Here are some of the general points of the session:

Medicare's siloes
The staffers of both parties appeared to concur that Medicare is mired in an antiquated and rigidly siloed structure -- Parts A through D -- that dates to the 1960s era of medicine. One panelist cited the analogy of employer insurance that would require employees to purchase hospital insurance from one company, a separate policy to cover office visits from another company, a third policy from another insurer for prescription drug coverage, and a fourth policy from yet another company covering a variety of things left out of the previous three policies. "It doesn't make a lot of sense today," noted one panelist.

A second panelist urged researchers in the audience to "think in other ways" and develop data to support ways of moving beyond the Medicare siloes.

At an audience microphone, chiropractor and board member of the Integrative Healthcare Policy Consortium Nancy Gahles asked the panel about the little-publicized Section 2706 of the Affordable Care Act that prohibits a health plan or insurer from "discriminating" against "any health care provider who is acting within the scope of that provider's license or certification under applicable State law."
'Alternative Medicine' funding

Requiring payment for alternative medicine practitioners
Lobbied into the law by the Complementary and Alternative Medicine (CAM) industry, the wording is interpreted by them as prohibiting health plans and insurers from refusing to pay for the services of acupuncturists, chiropractors, massage therapists and other alternative medicine practitioners.

One Congressional panelist noted that many states "aren't aware" of section 2706 and will soon be getting further federal guidance on this issue.

Another audience question came from Commonwealth Fund Vice President of Federal and State Health Policy Rachel Nuzum, who asked the Congressional staffers what "promising and specific" issues currently on their plate with might require additional scientific research.

One panelist pointed out that mental health and traumatic brain injury were subjects of high interest and that staffers were interested in getting any relevant scientific information that would illustrate that "there's an issue there."

Another panelist pointed out that two questions constantly asked around Capitol Hill are how to dramatically reduce health care fraud and how to effectively reduce spending.

A third said that per capita home health care spending in Miami is more than $5,000 at the same time the national average is $500 and that this is good evidence of a fraud problem that "we need to know more about."

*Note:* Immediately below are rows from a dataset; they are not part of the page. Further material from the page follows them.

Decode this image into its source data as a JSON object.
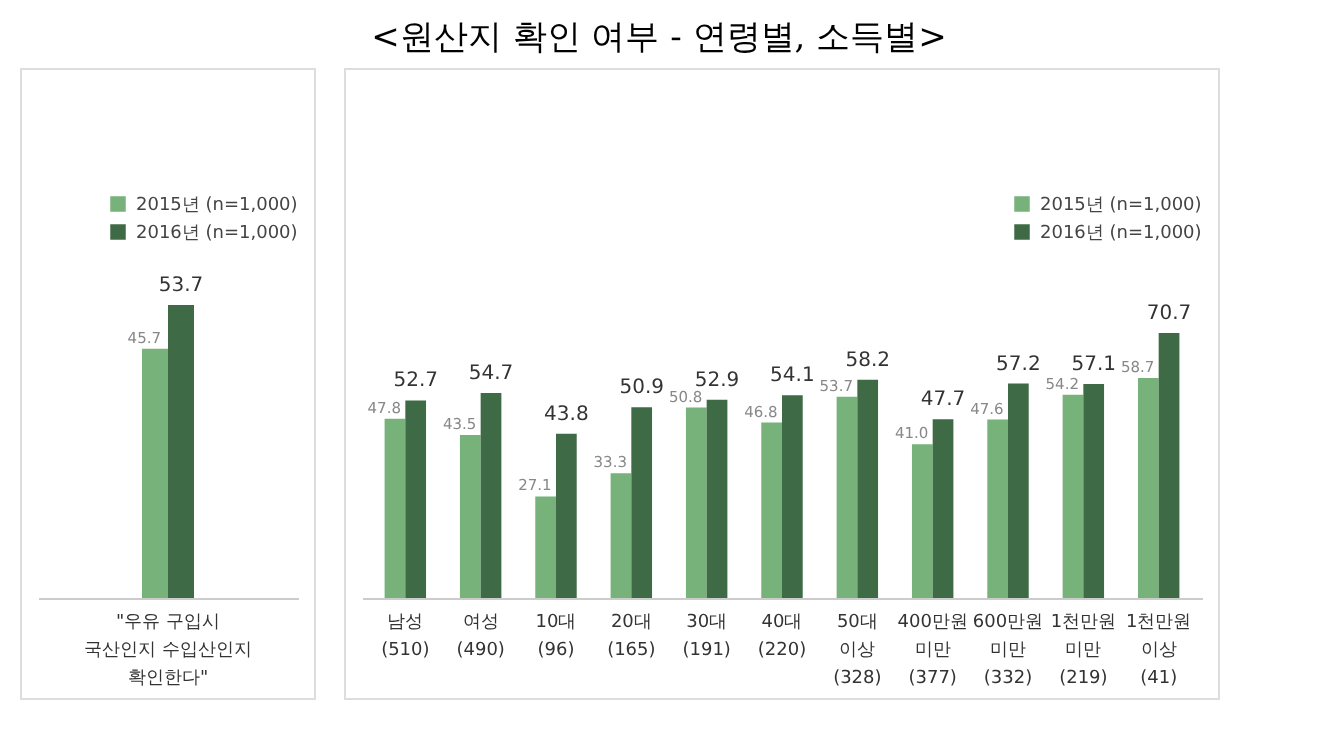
{
  "chart_data": [
    {
      "type": "bar",
      "categories": [
        "\"우유 구입시\n국산인지 수입산인지\n확인한다\""
      ],
      "series": [
        {
          "name": "2015년 (n=1,000)",
          "color": "#77b27a",
          "values": [
            45.7
          ],
          "value_labels": [
            "45.7"
          ]
        },
        {
          "name": "2016년 (n=1,000)",
          "color": "#3e6b45",
          "values": [
            53.7
          ],
          "value_labels": [
            "53.7"
          ]
        }
      ],
      "legend": "top right"
    },
    {
      "type": "bar",
      "title": "<원산지 확인 여부 - 연령별, 소득별>",
      "categories": [
        "남성\n(510)",
        "여성\n(490)",
        "10대\n(96)",
        "20대\n(165)",
        "30대\n(191)",
        "40대\n(220)",
        "50대\n이상\n(328)",
        "400만원\n미만\n(377)",
        "600만원\n미만\n(332)",
        "1천만원\n미만\n(219)",
        "1천만원\n이상\n(41)"
      ],
      "series": [
        {
          "name": "2015년 (n=1,000)",
          "color": "#77b27a",
          "values": [
            47.8,
            43.5,
            27.1,
            33.3,
            50.8,
            46.8,
            53.7,
            41.0,
            47.6,
            54.2,
            58.7
          ],
          "value_labels": [
            "47.8",
            "43.5",
            "27.1",
            "33.3",
            "50.8",
            "46.8",
            "53.7",
            "41.0",
            "47.6",
            "54.2",
            "58.7"
          ]
        },
        {
          "name": "2016년 (n=1,000)",
          "color": "#3e6b45",
          "values": [
            52.7,
            54.7,
            43.8,
            50.9,
            52.9,
            54.1,
            58.2,
            47.7,
            57.2,
            57.1,
            70.7
          ],
          "value_labels": [
            "52.7",
            "54.7",
            "43.8",
            "50.9",
            "52.9",
            "54.1",
            "58.2",
            "47.7",
            "57.2",
            "57.1",
            "70.7"
          ]
        }
      ],
      "legend": "top right"
    }
  ]
}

Thwarting bundled payments for drugs
Another area of research mentioned was bundled payment programs like one that included efforts to control the overuse of the drug Epogen in cases of end-stage renal disease. The staffer noted that initially, the bundling program reduced use of the drug by 25% but then the pharmaceutical company raised its prices 22%, nearly wiping out all the savings. "We really need help" to figure out how to manage this kind of open-ended system, the staffer said.

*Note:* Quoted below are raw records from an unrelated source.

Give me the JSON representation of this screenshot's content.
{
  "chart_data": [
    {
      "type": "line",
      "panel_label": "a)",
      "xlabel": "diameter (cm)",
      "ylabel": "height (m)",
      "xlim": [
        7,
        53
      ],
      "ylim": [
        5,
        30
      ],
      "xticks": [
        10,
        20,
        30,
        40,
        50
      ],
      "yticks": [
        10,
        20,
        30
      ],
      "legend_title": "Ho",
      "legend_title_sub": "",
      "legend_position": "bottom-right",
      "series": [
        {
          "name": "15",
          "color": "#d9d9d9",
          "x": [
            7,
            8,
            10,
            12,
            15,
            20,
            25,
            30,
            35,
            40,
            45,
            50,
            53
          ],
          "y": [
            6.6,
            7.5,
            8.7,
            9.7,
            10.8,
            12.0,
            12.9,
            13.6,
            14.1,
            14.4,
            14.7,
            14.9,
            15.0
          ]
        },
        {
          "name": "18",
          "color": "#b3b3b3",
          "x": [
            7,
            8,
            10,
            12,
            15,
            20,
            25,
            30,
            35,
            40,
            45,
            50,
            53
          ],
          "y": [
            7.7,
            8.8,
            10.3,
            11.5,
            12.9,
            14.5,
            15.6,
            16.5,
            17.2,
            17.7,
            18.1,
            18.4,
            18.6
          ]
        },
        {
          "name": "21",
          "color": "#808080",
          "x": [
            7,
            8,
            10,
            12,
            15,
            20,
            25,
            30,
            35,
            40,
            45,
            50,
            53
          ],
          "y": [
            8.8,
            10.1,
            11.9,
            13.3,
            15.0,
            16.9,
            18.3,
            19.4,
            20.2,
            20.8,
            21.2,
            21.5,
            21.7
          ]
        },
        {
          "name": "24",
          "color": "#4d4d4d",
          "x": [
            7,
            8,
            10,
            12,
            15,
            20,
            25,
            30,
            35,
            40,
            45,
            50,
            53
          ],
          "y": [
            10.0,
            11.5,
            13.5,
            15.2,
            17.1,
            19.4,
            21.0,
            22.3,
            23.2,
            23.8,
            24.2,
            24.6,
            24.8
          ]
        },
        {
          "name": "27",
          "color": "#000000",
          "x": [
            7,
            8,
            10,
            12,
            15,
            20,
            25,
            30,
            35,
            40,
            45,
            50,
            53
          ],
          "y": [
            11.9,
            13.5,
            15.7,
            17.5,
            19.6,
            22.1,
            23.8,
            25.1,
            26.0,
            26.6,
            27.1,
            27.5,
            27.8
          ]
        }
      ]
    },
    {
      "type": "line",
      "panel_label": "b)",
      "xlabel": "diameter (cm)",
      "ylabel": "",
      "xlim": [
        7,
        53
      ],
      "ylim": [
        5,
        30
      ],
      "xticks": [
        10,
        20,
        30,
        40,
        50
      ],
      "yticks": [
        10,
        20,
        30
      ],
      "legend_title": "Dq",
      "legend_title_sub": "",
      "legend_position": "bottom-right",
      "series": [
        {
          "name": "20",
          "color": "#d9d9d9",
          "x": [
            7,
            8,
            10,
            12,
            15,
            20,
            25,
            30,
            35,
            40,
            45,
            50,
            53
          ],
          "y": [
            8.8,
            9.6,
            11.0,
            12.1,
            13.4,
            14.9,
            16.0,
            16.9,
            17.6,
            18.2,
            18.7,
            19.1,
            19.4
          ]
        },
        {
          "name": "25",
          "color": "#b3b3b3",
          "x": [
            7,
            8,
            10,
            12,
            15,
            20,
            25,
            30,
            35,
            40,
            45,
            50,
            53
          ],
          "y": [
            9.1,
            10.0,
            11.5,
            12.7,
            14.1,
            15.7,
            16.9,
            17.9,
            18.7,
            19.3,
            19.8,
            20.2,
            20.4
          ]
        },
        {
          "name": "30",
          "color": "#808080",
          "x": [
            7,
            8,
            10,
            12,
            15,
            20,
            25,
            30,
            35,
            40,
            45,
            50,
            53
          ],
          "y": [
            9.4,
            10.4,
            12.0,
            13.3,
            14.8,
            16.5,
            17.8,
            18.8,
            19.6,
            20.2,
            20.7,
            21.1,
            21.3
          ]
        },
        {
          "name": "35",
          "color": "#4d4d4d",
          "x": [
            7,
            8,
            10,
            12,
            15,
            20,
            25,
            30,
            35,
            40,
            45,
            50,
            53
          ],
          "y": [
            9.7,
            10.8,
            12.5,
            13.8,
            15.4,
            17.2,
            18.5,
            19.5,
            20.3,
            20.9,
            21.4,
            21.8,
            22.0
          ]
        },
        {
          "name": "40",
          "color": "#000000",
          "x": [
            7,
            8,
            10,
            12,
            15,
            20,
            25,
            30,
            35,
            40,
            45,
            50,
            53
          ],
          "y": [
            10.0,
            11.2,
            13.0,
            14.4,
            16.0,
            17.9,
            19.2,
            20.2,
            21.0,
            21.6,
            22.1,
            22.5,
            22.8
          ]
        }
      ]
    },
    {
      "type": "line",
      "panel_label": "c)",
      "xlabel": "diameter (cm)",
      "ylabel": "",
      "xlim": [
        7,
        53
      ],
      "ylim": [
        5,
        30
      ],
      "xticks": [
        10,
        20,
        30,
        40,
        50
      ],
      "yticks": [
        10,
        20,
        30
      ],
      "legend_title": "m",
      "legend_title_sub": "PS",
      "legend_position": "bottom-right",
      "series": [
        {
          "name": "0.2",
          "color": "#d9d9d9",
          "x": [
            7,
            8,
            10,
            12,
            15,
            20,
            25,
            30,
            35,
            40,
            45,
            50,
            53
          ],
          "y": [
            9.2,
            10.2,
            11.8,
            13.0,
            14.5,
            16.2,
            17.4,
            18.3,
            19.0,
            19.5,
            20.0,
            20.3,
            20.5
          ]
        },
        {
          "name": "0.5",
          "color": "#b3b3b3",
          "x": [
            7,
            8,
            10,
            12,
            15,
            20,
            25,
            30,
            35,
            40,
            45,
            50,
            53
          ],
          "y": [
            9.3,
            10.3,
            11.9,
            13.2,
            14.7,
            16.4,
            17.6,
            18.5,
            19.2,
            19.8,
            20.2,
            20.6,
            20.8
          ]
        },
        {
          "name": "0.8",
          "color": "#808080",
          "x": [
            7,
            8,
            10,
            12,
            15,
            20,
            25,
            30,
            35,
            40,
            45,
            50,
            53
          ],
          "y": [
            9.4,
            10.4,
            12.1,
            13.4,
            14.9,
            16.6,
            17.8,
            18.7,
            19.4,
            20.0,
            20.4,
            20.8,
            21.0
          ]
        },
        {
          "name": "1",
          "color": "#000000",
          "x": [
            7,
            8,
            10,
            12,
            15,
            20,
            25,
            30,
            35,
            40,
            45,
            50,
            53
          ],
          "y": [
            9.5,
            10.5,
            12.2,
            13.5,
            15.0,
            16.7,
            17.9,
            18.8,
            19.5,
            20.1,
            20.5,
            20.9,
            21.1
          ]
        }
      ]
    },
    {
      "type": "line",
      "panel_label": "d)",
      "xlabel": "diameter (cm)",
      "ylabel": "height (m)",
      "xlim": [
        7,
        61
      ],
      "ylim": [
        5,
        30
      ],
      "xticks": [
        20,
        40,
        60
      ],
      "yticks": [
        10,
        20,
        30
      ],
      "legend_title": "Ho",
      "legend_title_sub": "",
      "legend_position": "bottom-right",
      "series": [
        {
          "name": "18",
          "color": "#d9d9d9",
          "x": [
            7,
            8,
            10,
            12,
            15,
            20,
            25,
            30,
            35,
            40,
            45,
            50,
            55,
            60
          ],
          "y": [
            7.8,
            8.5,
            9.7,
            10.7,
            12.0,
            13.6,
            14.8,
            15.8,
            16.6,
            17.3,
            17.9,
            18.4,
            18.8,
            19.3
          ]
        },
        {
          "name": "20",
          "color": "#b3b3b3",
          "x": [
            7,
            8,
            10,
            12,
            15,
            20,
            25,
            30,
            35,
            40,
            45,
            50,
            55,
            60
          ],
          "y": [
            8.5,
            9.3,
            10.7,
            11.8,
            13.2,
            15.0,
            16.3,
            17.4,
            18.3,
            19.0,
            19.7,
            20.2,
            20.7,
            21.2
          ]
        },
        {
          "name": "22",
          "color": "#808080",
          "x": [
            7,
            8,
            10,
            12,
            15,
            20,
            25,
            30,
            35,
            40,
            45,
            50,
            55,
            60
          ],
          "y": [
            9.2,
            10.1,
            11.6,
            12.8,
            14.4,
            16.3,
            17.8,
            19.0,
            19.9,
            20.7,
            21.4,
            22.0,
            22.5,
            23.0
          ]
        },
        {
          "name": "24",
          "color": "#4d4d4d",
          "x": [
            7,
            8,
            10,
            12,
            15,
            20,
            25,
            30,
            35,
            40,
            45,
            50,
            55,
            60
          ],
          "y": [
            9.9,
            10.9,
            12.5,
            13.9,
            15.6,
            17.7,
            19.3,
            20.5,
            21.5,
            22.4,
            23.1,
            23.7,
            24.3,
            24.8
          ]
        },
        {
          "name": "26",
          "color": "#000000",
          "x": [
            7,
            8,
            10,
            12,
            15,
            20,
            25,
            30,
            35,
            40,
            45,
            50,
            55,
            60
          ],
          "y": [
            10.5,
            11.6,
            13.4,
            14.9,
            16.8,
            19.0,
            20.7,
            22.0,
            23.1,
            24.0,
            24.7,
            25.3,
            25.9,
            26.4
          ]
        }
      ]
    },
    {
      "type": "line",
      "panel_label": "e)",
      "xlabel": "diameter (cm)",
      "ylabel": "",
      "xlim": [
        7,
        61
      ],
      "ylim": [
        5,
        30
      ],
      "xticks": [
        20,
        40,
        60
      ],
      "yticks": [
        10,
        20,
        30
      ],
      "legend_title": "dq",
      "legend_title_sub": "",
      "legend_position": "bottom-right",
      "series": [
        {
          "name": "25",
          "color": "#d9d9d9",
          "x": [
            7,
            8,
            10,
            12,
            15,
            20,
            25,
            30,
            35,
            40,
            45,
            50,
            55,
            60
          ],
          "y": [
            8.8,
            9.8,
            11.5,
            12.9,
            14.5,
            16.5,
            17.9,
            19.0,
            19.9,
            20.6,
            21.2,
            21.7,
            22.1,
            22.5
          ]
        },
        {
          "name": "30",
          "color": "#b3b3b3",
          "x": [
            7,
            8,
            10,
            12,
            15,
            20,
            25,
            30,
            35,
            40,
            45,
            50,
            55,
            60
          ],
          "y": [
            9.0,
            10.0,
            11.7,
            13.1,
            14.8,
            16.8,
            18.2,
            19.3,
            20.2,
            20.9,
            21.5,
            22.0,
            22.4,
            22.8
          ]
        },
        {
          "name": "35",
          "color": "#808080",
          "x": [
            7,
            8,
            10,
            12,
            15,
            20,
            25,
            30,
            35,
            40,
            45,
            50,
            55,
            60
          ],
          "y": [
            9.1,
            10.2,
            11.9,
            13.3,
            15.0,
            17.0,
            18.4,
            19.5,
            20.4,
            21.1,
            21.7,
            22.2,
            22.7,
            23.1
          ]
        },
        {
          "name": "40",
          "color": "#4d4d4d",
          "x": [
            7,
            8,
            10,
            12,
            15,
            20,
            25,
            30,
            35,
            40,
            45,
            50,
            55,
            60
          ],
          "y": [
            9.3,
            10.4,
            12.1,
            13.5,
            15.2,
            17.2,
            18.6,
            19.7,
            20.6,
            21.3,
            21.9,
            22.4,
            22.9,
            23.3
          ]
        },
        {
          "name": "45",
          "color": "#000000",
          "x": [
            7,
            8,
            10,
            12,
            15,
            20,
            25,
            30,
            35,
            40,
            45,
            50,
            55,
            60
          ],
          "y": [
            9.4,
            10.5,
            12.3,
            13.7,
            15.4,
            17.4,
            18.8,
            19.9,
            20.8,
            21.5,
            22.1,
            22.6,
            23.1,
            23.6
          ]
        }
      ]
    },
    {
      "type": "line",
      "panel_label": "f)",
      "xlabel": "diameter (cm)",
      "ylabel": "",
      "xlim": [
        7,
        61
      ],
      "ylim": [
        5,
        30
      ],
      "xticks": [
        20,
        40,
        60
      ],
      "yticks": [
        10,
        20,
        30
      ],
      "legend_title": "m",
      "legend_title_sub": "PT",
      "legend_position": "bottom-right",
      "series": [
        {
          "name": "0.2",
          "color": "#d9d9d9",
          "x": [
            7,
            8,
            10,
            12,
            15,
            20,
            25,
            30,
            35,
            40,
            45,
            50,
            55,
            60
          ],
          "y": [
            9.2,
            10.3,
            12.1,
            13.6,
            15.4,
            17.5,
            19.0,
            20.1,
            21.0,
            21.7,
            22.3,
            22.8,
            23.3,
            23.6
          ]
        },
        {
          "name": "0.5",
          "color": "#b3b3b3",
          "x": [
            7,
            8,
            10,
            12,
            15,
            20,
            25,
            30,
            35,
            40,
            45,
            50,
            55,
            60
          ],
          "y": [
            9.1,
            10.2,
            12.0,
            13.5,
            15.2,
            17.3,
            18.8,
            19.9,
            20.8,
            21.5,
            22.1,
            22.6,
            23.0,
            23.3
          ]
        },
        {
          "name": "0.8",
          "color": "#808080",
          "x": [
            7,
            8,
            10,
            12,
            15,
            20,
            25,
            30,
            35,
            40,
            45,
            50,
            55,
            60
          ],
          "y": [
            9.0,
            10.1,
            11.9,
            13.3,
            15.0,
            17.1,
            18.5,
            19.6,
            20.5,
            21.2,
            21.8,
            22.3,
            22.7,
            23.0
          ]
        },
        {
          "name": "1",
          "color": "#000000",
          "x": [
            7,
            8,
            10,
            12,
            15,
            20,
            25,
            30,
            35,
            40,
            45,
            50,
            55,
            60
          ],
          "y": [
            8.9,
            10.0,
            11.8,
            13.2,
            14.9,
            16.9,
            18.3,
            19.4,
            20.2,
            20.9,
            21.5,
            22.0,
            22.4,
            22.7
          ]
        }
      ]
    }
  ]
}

Two other areas of potential new research that interest the staffers are the reform of post-acute care reimbursement and the Medicare wage index. A panelist explained that many areas of the country have facilities ranging from long-term acute care hospitals (LTCHs) to home health agencies but that the payments for patients with identical post-acute care needs varies wildly. The staffer said it would be very helpful to have a way to direct patients to more appropriate care settings at consistent reimbursement rates. The staffer said this would be an "enormous task" but "something we're very interested in doing."

Gaming the system
The Medicare Wage Index is a geographically-sensitive factor that adjusts Medicare reimbursements to reflect the varying wage levels in geographically separate health care labor markets. It is common for hospitals to jockey -- sometimes through their Congressional representatives -- to have their Wage Index category reclassified so that they can bill Medicare at a higher rate. The Congressional staffer said that more than a third of hospitals have been reclassified to a rate higher than the prevailing one in their area. The constant squabbling over this issue creates winners and losers among hospitals in a way that has, according to the staffer, created "a huge mess."